One key feature of severe SARS-CoV-2 infection is profound lymphopenia preferentially affecting NK cells and CD8⁺ T-cell populations, including the same cytotoxic lymphocytes altered by CMV infection [15]. However, the potential connection between SARS-CoV-2 and CMV infections has not previously been evaluated. Primary CMV infection and reactivation in immunocompetent individuals are generally asymptomatic and self-limited, although they occasionally can result in mononucleosislike syndrome or hepatitis. However, in immunocompromised patients, such as organ or hematopoietic transplant recipients, CMV reactivation can cause severe complications [16, 17]. Similarly, CMV reactivation can be a complication of critical illness including sepsis and other diseases requiring intensive care unit (ICU) admission [16]. It is unclear whether CMV reactivation occurs in the context of severe SARS-CoV-2 infection or whether smoldering CMV infection influences the pathogenesis of COVID-19. CMV replication predominates in the lung, a major reservoir for CMV, and local reactivation may cause lung injury and/or result in complications associated with CMV and critical illness [18]. Thus, CMV infection has the potential to shape the course of SARS-CoV-2 infection, either because of CMV reactivation or due to the broader reshaping of cytotoxic lymphocyte populations.

MATERIALS AND METHODS

Study Design

The Penn Medicine BioBank (PMBB) cohort in our study refers to 984 samples selected from approximately 70 000 samples collected before the pandemic (Supplementary Table 1). The PMBB cohort is approved under institutional review board protocol 813913 and supported by the Perelman School of Medicine at University of Pennsylvania. PMBB participants consented to the retrospective use of electronic health records for research. Using these records, we identified 246 SARS-CoV-2–positive cases (based on reverse-transcription [RT] quantitative polymerase chain reaction [qPCR]) among participants who were symptomatic or not symptomatic for COVID-19. We then selected 3 controls (participants negative for SARS-CoV-2 with RT-qPCR) for each positive case, matching participants by age, sex, and race. This approach identified approximately 1200 samples. Serum samples were available for most but not all participants identified, resulting in a final cohort of 246 RT-qPCR SARS-CoV-2–positive and 738 RT-qPCR SARS-CoV-2 negative participants, which that we refer to here as the PMBB cohort.
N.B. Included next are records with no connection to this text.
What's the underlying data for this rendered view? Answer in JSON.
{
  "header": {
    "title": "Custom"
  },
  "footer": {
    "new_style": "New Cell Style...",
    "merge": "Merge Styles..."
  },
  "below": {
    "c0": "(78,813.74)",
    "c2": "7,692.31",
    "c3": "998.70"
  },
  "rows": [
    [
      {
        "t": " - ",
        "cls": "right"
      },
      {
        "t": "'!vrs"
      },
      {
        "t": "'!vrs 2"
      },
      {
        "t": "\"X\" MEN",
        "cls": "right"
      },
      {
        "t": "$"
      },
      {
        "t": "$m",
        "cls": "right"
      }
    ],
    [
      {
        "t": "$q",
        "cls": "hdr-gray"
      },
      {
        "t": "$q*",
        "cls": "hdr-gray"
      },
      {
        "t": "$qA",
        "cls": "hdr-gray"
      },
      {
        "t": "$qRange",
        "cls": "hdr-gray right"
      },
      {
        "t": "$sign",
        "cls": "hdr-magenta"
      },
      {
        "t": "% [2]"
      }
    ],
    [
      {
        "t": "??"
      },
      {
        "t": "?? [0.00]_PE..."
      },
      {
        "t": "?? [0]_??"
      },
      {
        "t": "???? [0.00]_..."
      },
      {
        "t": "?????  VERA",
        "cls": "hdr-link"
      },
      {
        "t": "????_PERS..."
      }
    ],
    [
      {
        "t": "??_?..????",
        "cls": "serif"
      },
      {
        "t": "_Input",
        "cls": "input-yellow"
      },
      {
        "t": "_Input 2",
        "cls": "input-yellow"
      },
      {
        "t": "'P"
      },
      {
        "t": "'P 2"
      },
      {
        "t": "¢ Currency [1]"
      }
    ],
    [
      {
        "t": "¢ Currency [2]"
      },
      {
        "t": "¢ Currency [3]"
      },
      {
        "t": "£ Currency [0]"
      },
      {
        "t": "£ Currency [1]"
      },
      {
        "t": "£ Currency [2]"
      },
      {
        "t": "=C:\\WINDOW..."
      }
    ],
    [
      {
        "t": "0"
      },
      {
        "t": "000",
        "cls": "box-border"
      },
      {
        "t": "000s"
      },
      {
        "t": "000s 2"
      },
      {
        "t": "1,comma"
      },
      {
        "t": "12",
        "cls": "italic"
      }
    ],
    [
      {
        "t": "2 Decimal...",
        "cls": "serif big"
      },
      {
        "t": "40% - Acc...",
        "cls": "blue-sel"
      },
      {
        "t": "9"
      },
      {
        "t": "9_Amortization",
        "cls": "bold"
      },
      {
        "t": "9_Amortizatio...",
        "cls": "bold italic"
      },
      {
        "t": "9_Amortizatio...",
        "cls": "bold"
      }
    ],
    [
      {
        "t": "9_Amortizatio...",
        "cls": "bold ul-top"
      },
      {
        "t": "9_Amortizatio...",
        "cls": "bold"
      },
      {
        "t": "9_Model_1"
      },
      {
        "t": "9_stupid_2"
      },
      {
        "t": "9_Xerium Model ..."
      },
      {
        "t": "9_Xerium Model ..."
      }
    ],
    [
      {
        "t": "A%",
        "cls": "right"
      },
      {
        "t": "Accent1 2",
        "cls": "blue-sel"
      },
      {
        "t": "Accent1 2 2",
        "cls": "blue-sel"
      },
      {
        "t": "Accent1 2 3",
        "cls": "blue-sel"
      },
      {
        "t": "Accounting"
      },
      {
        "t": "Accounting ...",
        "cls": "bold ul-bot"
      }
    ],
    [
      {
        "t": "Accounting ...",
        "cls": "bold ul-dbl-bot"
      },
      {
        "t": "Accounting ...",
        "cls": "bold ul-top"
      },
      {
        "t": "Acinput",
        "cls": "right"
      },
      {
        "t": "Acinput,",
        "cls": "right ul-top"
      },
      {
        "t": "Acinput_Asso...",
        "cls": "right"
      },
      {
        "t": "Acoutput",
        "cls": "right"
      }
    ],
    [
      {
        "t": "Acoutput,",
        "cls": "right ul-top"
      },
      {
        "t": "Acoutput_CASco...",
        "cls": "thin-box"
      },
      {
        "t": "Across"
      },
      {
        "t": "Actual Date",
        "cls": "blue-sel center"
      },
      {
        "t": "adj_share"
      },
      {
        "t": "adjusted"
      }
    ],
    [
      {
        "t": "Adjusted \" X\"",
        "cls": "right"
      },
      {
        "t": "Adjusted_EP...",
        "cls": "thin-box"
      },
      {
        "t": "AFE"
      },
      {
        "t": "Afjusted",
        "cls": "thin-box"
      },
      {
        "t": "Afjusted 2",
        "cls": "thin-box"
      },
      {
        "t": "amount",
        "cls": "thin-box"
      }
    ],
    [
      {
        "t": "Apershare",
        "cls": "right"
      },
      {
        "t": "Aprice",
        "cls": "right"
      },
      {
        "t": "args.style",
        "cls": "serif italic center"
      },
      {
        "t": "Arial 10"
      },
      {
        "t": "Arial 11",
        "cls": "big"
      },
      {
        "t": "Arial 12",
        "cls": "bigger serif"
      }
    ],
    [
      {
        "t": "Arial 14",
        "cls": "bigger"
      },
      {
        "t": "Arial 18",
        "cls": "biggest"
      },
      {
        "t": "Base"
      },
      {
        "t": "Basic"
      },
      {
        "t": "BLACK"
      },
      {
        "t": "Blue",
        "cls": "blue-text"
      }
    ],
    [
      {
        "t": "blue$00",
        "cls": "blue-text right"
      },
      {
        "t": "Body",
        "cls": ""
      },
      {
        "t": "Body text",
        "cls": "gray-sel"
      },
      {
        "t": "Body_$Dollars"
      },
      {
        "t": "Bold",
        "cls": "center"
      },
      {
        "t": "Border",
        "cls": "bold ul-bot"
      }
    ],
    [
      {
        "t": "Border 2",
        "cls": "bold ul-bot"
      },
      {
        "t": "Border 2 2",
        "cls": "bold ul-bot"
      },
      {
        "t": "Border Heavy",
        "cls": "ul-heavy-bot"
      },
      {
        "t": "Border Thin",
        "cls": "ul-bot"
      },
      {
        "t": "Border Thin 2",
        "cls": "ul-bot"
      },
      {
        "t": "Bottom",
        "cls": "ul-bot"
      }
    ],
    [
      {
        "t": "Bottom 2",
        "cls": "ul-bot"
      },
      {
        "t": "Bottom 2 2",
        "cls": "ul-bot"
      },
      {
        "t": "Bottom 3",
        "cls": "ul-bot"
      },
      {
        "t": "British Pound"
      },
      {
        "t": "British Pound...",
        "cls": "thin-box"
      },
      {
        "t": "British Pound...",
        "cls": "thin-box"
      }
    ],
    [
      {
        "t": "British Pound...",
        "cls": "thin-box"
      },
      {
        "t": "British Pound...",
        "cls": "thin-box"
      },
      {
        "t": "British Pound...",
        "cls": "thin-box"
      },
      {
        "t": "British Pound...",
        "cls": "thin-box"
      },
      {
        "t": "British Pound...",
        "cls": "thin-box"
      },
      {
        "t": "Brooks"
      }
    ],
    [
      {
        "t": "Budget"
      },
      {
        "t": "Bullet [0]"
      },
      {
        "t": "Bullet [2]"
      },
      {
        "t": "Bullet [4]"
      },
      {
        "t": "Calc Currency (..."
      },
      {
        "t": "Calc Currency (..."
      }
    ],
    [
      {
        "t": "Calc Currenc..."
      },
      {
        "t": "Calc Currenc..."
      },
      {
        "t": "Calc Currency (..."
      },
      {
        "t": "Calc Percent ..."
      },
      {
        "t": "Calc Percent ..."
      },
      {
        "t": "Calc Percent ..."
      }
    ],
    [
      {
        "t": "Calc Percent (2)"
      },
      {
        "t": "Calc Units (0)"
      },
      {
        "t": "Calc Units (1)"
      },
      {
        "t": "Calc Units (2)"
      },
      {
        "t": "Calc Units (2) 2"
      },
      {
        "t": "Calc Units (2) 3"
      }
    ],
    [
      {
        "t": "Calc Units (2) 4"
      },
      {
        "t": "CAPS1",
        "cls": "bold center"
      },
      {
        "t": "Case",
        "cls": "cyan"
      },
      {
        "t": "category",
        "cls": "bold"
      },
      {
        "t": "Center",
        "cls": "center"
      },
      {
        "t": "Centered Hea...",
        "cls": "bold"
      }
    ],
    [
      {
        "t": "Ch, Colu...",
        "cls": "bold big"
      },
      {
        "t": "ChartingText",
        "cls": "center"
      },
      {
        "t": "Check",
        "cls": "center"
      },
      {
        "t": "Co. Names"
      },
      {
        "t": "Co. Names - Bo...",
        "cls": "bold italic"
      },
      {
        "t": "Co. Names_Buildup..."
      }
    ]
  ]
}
Serum samples were collected from the PMBB cohort between August 2013 and March 2020. Because this study was retrospective, we cannot exclude the possibility that some CMV-seronegative individuals may convert to being seropositive over time, though giving the yearly seroconversion rate for CMV in adults [9, 19], we expect this would be a small effect.

The Molecular Epidemiology of SepsiS in the ICU (MESSI) cohort study (protocol 808542) included patients with COVID-19 prospectively as they were admitted to the Hospital of the University of Pennsylvania with a SARS-CoV-2–positive result. Patients or their proxies, if the patients were incapacitated owing to critical illness, provided informed consent. Healthy donors were adults with no prior diagnosis of, or recent symptoms consistent with, COVID-19. Recovered donors were adults with a prior positive COVID-19 RT polymerase chain reaction (RT-qPCR) test by self-report who met the definition of recovery by the Centers for Disease Control and Prevention. All donors in the COVID-19 MESSI cohort were recruited between March and August 2020 [15]. Respiratory tract samples for CMV qPCR included endotracheal aspirate or nasopharyngeal or oropharyngeal swab samples obtained after informed consent (institutional review board protocol 823392). For the ARDS cohort, patients were also enrolled in the MESSI cohort study [20]. ARDS was defined in accordance with the Berlin definition [21]

Serology

CMV serology was performed on human serum or plasma samples using CMV immunoglobulin (Ig) G enzyme-linked immunosorbent assay (ELISA) kit (Abcam; ab108724), according to the manufacturer’s instructions. We screened 20 samples with or without heat inactivation. No significant changes were observed after heat inactivation. Therefore, all samples in our study were heat inactivated at 56°C for 1 hour before ELISA to ensure that COVID-19 and non–COVID-19 samples were treated identically. All samples were assayed in duplicate. The limit of detection for ELISA antibody titers was set at 20 standard units after internal calibration.

CMV qPCR

DNA was extracted from respiratory tract samples (PowerSoil kit; Qiagen). qPCR was performed using TaqMan Fast Universal PCR (Thermo Fisher Scientific) and a QuantStudio 3 Real Time PCR System (Applied Biosystems) with the following program: 20 seconds at 95°C for 1 cycle and 40 cycles of 95°C for 3 seconds and 60°C for 30 seconds. Each reaction contained 900 nmol/L of each primer and a 250-nmol/L probe. The sequences of primers and probe (CMV-F, CATGAAGGTCTTTGCYCAGTAC; CMV-R, GGCCAAAGTGTAGGCTRCAATAG; and CMV-P, FAM/TGGCCCGTAGGTCATCCACACTAGG/TAMRA) have been described elsewhere [22]. qPCR replicates were performed in triplicate, and average genome copy numbers were used.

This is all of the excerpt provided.